It’s not often that members of Oklahoma’s ultra-conservative Congressional delegation, including U.S. Sens. Jim Inhofe and Tom Coburn, and I agree on an issue, but the growing opposition to the SOPA and PIPA bills has created an interesting coalition of disparate proportions.
The Stop Online Piracy Act (SOPA), pending in the U.S. House of Representatives, and the Protect IP Act (PIPA), pending in the U.S. Senate, are terrible bills that obviously threaten free speech in this country. Oklahoma’s Congressional delegation is waking up to that point, and we should support them on this extremely important issue.
The stated aim of the bills, which are supported by the movie industry, is to crackdown on Internet sites that inappropriately use or make available copyrighted material that illegally makes its way to other countries. The problem is the bills, in their current form, give the federal government sweeping powers to shut down web sites without due process. This is a direct violation of First-Amendment rights.
Most of those people opposed to the two measures also support a crackdown on the piracy and resale of copyrighted material, which means a tremendous loss of revenue to companies and even artists. But the bills are extreme measures that need rethinking and rewriting.
This is what Coburn, a Republican, had to say about PIPA as quoted in a NewsOK.com story:
You’ve got to stop online piracy, but you’ve got to do it in a way that doesn’t affect First Amendment rights.
This is what Inhofe, also a Republican, had to say in a press release on the issue:
While I believe that the intellectual property rights of American companies deserve substantial protection under the law, S. 968, the PROTECT-IP Act, is not the answer to the problem of online counterfeiting and piracy. I share the concerns of America’s technology companies, industry leaders, and the many citizens who have voiced their concerns to my office. It is clear to me that this bill will inflict too heavy a burden on third-party non-infringing entities and could do serious harm to one of the last vestiges that is relatively free from government regulation, the Internet. When addressing intellectual property rights, Congress must be careful to also protect the freedom of speech and flow of information that the Internet provides. Additionally, I have concerns with creating yet another private right of action, which will be used by plaintiffs to stifle Internet innovation, and with requirements in the bill that could negatively impact the Internet’s reliability and performance.

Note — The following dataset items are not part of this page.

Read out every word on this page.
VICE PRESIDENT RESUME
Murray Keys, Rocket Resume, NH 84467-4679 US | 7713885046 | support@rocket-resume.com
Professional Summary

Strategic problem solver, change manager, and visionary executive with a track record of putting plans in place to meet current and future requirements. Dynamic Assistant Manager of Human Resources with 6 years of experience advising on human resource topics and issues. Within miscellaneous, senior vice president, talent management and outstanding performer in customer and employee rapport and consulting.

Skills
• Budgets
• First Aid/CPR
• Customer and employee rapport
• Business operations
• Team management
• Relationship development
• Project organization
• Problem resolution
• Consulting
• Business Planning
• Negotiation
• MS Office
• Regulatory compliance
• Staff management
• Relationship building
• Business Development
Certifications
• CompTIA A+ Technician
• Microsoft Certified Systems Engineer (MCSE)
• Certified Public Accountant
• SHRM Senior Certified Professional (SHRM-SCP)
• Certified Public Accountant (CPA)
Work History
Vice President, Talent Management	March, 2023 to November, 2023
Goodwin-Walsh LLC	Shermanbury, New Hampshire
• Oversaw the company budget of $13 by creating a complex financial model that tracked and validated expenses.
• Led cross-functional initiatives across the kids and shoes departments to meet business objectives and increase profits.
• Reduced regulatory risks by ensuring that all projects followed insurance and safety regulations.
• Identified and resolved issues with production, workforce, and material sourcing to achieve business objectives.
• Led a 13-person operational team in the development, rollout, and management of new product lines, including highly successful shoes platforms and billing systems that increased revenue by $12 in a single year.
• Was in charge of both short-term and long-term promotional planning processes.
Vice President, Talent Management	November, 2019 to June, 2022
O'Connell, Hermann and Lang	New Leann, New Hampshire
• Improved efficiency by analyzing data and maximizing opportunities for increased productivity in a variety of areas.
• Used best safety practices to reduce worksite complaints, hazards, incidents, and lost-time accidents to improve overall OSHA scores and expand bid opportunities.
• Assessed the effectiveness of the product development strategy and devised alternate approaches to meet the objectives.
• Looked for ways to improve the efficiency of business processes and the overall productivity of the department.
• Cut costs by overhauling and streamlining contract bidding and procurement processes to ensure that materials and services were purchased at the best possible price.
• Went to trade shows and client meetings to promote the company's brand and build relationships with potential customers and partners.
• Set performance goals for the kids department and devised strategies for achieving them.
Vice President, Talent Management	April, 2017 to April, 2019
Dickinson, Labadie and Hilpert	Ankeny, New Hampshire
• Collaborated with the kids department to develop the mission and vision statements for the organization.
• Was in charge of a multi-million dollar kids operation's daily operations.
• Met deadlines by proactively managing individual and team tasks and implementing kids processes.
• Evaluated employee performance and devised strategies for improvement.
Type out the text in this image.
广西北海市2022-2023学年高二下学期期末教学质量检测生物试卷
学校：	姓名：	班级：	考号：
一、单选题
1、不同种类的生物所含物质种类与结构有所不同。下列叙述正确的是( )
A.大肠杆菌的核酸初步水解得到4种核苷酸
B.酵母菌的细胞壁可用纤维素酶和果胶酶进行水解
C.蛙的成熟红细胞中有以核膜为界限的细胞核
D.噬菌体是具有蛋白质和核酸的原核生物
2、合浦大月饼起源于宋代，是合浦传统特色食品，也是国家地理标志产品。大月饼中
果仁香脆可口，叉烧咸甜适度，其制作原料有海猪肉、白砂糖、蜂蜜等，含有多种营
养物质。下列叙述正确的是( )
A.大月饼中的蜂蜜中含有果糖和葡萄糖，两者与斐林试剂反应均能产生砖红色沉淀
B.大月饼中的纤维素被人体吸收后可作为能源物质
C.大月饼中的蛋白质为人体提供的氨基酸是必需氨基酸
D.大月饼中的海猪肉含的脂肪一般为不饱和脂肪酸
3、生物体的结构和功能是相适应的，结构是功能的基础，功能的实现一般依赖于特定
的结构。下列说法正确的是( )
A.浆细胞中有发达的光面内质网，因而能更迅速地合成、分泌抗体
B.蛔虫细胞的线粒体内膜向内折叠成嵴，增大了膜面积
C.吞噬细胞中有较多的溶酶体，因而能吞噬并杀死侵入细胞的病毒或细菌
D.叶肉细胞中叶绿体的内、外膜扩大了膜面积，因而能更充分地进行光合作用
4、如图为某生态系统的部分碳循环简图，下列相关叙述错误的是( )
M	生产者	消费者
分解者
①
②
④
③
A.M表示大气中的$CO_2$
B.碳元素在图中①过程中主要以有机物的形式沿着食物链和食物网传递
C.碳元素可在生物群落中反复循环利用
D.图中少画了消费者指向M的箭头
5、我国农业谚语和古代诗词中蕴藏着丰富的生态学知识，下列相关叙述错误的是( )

U.S. Reps. Tom Cole, Frank Lucas and John Sullivan, all Republicans, have also expressed their concerns about the bills.
A blackout protest last week among web sites-Okie Funk included-forced many Washington politicians to rethink their support for the bill and some observers say the measures are probably dead or dormant for now. Senate Majority Leader Harry Reid has delayed the vote on PIPA, for example.
Here in Oklahoma, right now, Congressional Republicans are leading the opposition to the bills, making the same arguments of leading, national liberal groups, such as MoveOn.org, and the issue threatens to impact the national elections. As of now, Republicans seem to be gaining political traction from opposing the bills, but President Barack Obama has also expressed concerns over some components of the bills, which some argue could actually hurt his support in Hollywood.
In any event, Democrats need to express more vocal opposition to the bills, centering their concerns on protecting freedom of speech. If they fail to do so, it could damage the party’s election viability this year. If the Internet turns against Obama and other leading Democrats, it could-and I know this might seem overstated-help elect Republicans who oppose the measures. I do think this issue has that much potential on the national level.
As many people have written, this is a battle between New Media and Old Media, which really have much in common, but the bottom line is this: We’re not ever going to go back to an Internet-less world, with all its high-tech progress, futuristic potential and, yes, attendant problems and issues, such as piracy, spam and cyber security.
Old Media risks overplaying its hand and ending up without any new protections at all if it won’t compromise.